Allison Sherry/CPR News

When two Colorado undocumented immigrants received temporary reprieves to stay in the United States until 2019, they marched and sang and cheered in the streets.

Their lawyers thanked members of Congress.

Democratic Sen. Michael Bennet and Reps. Ed Perlmutter and Jared Polis introduced private bills for Jeanette Vizguerra and Arturo Hernandez Garcia, two immigrants who had taken sanctuary in Colorado churches to avoid deportation. This rare legislative maneuver was only used a couple of dozen times in the House in the last Congressional term – and even less in the U.S. Senate.

It is now a target of the Trump administration and likely won’t be as successful in the future.

The private bill is supposed to be a place of last resort for people or groups who have exhausted every other resource and have no other route to get what they want. They have actually been around since the Roman times and were then crafted to help people gain privileges they wouldn’t normally get.

In the United States, they’ve been employed since the first Congress; during the Civil War they were common for getting some soldiers certain perks.

In modern times, they are mostly used to help undocumented immigrants receive temporary stays while federal officials review their cases.

Polis, a Democrat from Boulder, has introduced a handful of private bills for Vizguerra. She has received five stays from immigration authorities.

“It’s worked every time,” Polis said.

But earlier in May, the acting director of the Immigration and Customs Enforcement alerted Congress (letter embedded below) that they would no longer honor private bills the way they used to. They won’t grant temporary stays for undocumented immigrants unless the request was made by a committee or subcommittee chair, and if a request is granted, it will only happen once.

The changes are disappointing to Perlmutter, who had never introduced a private bill until drawing one up for Garcia, a small business owner with American children who lived in a church in 2014 and 2015.

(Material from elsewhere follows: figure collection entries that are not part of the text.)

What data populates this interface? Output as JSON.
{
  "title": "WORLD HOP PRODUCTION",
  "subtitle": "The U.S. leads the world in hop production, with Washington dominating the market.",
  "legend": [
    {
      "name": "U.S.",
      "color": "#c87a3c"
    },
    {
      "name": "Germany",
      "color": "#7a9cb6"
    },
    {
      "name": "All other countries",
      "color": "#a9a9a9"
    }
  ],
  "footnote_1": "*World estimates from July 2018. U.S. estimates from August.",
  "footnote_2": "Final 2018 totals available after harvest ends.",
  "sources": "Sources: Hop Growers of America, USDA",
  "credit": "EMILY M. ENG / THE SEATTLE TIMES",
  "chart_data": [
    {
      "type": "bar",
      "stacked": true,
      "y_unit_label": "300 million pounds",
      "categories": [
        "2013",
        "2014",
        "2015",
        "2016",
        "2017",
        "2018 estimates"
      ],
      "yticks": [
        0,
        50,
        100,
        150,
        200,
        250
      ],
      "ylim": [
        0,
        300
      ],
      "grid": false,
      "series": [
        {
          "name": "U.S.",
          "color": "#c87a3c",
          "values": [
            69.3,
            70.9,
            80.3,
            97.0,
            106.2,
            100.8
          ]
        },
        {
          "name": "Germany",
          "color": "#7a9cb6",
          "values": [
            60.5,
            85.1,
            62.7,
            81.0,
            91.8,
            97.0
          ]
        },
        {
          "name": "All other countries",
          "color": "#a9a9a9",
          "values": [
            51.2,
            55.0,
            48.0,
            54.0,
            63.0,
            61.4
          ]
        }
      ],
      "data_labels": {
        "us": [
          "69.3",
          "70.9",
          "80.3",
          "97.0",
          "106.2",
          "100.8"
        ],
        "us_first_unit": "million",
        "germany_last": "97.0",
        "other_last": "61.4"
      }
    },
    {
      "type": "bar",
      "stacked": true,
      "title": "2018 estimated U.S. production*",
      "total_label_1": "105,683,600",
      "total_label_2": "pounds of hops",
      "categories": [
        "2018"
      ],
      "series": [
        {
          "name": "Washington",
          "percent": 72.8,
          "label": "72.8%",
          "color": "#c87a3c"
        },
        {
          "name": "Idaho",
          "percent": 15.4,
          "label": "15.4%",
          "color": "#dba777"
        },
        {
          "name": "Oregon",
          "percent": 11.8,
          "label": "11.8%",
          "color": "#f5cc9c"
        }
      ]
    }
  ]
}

“I don’t think the private bill has been abused in any fashion,” Perlmutter said. “For me, I had never used it until 2015. It was not something I had sought for anybody. But I felt his case was special and I felt like we should get him home and out of the church where he was residing so he could take care of his family.”

Bennet also introduced a private bill in hopes of helping Garcia.

“He’s been a valued member of our community for two decades,” Bennet said. “And it seemed to me important and consistent with my view of how they ought to be enforcing their policies that we should ask them to take a second look at this.”

It turns out, because of the policy changes out of the Trump administration, Vizguerra and Garcia may be among the last recipients of relief from private bills – at least the way they were employed up until now.

Laura Lichter, Garcia’s attorney, said it was the private bill that gave Garcia two years of reprieve while she continued to work on his case.

“As much as I’d like to claim we’re amazing lawyers,” she said, “this is because there was a Congressional request.”